The Pope Moves to Manyberries

· FriesenPress
Ebook
304
Pages
Eligible

About this ebook

The Pope walks out of the Vatican and into the rest of the world. He quickly becomes more famous than he ever was, and sightings of the Pope are reported across the globe including The Last Ranchman bar in Manyberries, a village in the lower righthand corner of Alberta. As the Pope sits alone, looking like a broken-down cowboy in a neon JESUS SAVES T-shirt and dunking fries in beer, the barroom regulars debate if he’s really the pontiff.

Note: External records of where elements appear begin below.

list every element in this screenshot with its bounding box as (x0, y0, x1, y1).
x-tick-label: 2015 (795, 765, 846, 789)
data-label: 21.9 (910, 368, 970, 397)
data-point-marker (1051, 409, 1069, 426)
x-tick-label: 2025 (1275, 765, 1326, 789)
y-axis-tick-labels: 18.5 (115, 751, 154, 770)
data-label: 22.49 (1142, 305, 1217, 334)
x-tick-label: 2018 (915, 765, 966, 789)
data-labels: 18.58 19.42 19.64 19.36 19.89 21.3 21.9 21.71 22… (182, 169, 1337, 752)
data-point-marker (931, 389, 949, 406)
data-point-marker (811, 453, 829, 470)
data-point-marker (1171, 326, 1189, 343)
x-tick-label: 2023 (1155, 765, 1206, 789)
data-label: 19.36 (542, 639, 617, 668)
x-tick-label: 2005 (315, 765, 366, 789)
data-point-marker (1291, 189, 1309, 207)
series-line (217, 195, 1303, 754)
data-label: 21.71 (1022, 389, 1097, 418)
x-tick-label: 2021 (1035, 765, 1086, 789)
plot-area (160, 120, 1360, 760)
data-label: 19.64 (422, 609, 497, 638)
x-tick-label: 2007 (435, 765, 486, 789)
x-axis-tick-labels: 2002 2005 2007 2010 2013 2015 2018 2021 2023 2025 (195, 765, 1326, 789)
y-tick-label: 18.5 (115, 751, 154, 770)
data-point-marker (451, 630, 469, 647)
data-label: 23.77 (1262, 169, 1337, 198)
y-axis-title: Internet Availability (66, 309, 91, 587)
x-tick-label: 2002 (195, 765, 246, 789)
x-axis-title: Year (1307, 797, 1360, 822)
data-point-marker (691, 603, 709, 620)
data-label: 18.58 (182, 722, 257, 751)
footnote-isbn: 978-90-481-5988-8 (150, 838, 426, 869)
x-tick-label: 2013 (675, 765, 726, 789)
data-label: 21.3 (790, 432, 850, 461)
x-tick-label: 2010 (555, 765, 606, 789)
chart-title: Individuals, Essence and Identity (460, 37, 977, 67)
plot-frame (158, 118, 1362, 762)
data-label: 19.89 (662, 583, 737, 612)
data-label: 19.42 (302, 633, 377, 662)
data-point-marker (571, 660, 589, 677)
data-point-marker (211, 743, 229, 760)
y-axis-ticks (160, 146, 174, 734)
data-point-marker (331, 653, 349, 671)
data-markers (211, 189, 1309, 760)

With 97.3 percent of Manyberries’ population of 75 in agreement that the man in the bar is the Pope, the expected boost in tourism fails to materialize. Instead there is a series of strange events—infidelity, murder, spontaneous human combustion—until the pontiff is found on top of the town’s grain elevator with arms outstretched as if he’s gathering in the world. At the “end of Civilization itself,” as the locals call Manyberries, almost anything can—and does—happen.

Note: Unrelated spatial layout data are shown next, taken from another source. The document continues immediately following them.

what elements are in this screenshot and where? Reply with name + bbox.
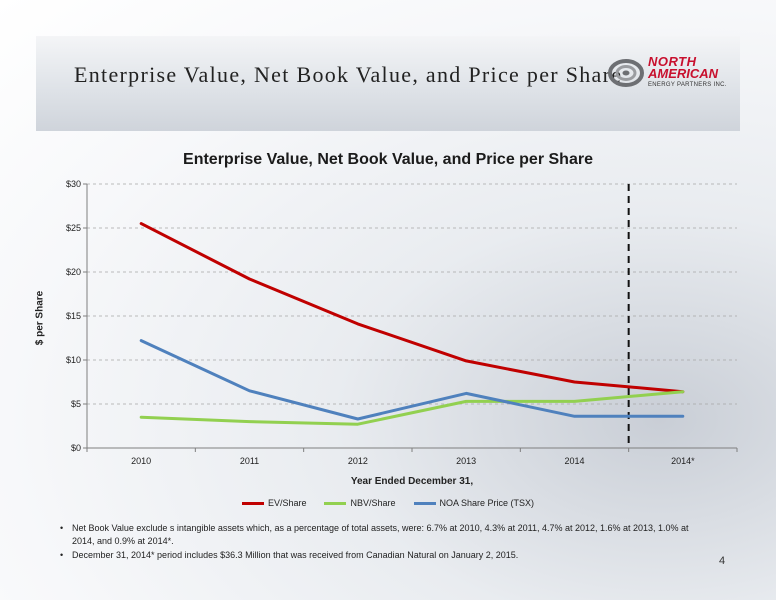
legend-label: EV/Share (267, 498, 307, 508)
chart-title: Enterprise Value, Net Book Value, and Pr… (183, 151, 593, 168)
logo-subtitle: ENERGY PARTNERS INC. (648, 82, 727, 88)
x-axis-title: Year Ended December 31, (350, 476, 474, 487)
legend-swatch (324, 501, 347, 505)
company-logo: NORTH AMERICAN ENERGY PARTNERS INC. (608, 55, 734, 95)
y-tick-label: $10 (66, 355, 81, 365)
x-tick-label: 2014* (671, 456, 695, 466)
legend-item: EV/Share (241, 498, 307, 508)
x-tick-label: 2013 (456, 456, 476, 466)
legend-swatch (413, 501, 436, 505)
footnote-item: December 31, 2014* period includes $36.3… (60, 549, 710, 562)
legend-item: NOA Share Price (TSX) (413, 498, 535, 508)
y-tick-label: $5 (71, 399, 81, 409)
legend-swatch (241, 501, 264, 505)
y-tick-label: $0 (71, 443, 81, 453)
y-tick-label: $20 (66, 267, 81, 277)
logo-text-north: NORTH (648, 54, 697, 69)
x-tick-label: 2011 (240, 456, 259, 466)
x-tick-label: 2012 (348, 456, 368, 466)
grid-lines (87, 183, 737, 405)
logo-swirl-icon (608, 59, 644, 87)
page-number: 4 (719, 555, 726, 567)
legend-item: NBV/Share (324, 498, 396, 508)
slide-title: Enterprise Value, Net Book Value, and Pr… (74, 62, 623, 87)
legend-label: NBV/Share (350, 498, 396, 508)
axes (83, 183, 738, 452)
y-tick-label: $25 (66, 223, 81, 233)
x-tick-label: 2010 (131, 456, 151, 466)
logo-text-american: AMERICAN (648, 66, 719, 81)
series-line-ev-share (139, 222, 685, 394)
y-tick-label: $30 (66, 179, 81, 189)
series-line-noa-share-price-tsx (139, 339, 685, 421)
chart-legend: EV/Share NBV/Share NOA Share Price (TSX) (0, 498, 776, 508)
footnotes: Net Book Value exclude s intangible asse… (60, 522, 710, 564)
y-tick-label: $15 (66, 311, 81, 321)
series-line-nbv-share (139, 390, 685, 426)
series-lines (139, 222, 685, 426)
footnote-item: Net Book Value exclude s intangible asse… (60, 522, 710, 547)
x-tick-label: 2014 (564, 456, 584, 466)
tick-labels: $0 $5 $10 $15 $20 $25 $30 2010 2011 2012 2013 2014 2… (66, 179, 695, 466)
legend-label: NOA Share Price (TSX) (439, 498, 535, 508)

“Block” Broderick Crawford III tells this surreal tale of a handful of quirky residents whose lives are turned upside down—or right side up?—by the Pope’s presence. Block shares his own story alongside the town’s and its motley crew of characters and historic figures—from the inventor of the “sex box,” Wilhelm Reich, to Ordinarius Professor, Kaspar Heisenberg, father of the father of the Heisenberg Uncertainty Principle.

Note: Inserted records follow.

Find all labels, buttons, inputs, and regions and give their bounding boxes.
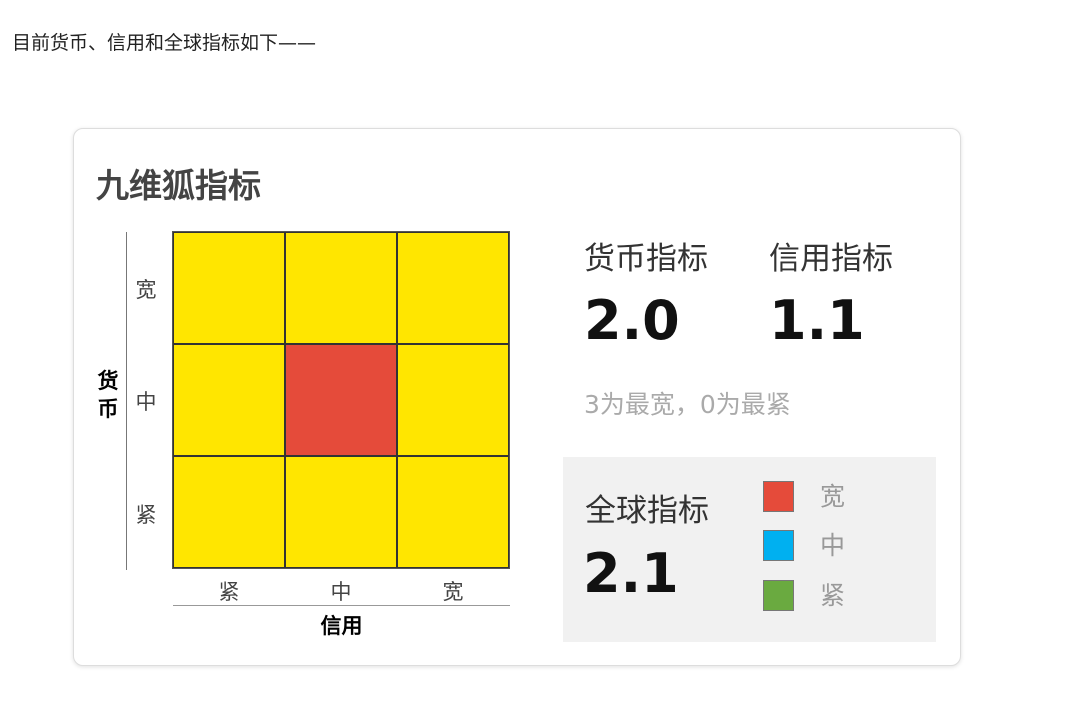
intro-text: 目前货币、信用和全球指标如下—— [12,32,317,54]
y-tick: 中 [135,390,157,414]
matrix-cell [173,232,285,344]
credit-indicator-value: 1.1 [769,289,865,352]
matrix-cell [397,344,509,456]
global-indicator-panel: 全球指标 2.1 宽 中 紧 [563,457,936,642]
x-axis-line [173,605,510,606]
y-axis-line [126,232,127,570]
legend-swatch-tight [763,580,794,611]
x-tick: 宽 [442,580,464,604]
y-axis-label: 货币 [97,369,119,421]
credit-indicator-label: 信用指标 [769,241,893,277]
legend-label: 宽 [820,482,846,511]
x-tick: 紧 [218,580,240,604]
y-tick: 宽 [135,278,157,302]
money-indicator-label: 货币指标 [584,241,708,277]
scale-note: 3为最宽，0为最紧 [584,390,791,419]
card-title: 九维狐指标 [96,166,261,205]
y-tick: 紧 [135,503,157,527]
matrix-cell [285,456,397,568]
matrix-cell [397,232,509,344]
global-indicator-label: 全球指标 [585,493,709,529]
legend-swatch-medium [763,530,794,561]
legend-label: 紧 [820,581,846,610]
nine-grid-matrix [172,231,510,569]
matrix-cell [173,344,285,456]
indicator-card: 九维狐指标 货币 宽 中 紧 紧 中 宽 信用 货币指标 2.0 信用指标 1.… [73,128,961,666]
global-indicator-value: 2.1 [583,542,679,605]
matrix-cell [173,456,285,568]
legend-label: 中 [820,531,846,560]
x-tick: 中 [330,580,352,604]
x-axis-label: 信用 [320,614,363,638]
legend-swatch-wide [763,481,794,512]
matrix-cell [397,456,509,568]
matrix-cell [285,232,397,344]
money-indicator-value: 2.0 [584,289,680,352]
matrix-cell [285,344,397,456]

Although Block is heartbroken by his sometime girlfriend Genevieve La Guadeloupe—who is found lying on top of the Pope in a field during a summer snowstorm—and ponders the foibles of human existence, he continues to search for meaning in an increasingly irrational world. Absurdist yet hopeful, The Pope Moves to Manyberries is a spirited satire that will appeal to the guileless and jaded alike.

About the author

Alan Donnell remembers visiting the library as a child with his mother, who let him borrow Dostoevsky’s Crime and Punishment. He read the classic tome in a few days and then devoured the rest of the library’s Dostoevsky collection. Three decades later, on a day hike in a deserted part of the Canadian Rockies, Donnell came up with the outline for his own novel about the Pope and the village of Manyberries.

As in absurdist fiction and medieval comedies, Donnell navigates the topsy-turvy world in The Pope Moves to Manyberries and uses laughter as good—if not the best—medicine. An ultimately optimistic riff on chaotic times, the book’s subtext is his own marriage, which started to go sideways and ultimately went haywire. A retired architect, Donnell is now divorced with four children and four grandchildren and lives in B.C., where he still takes long hikes.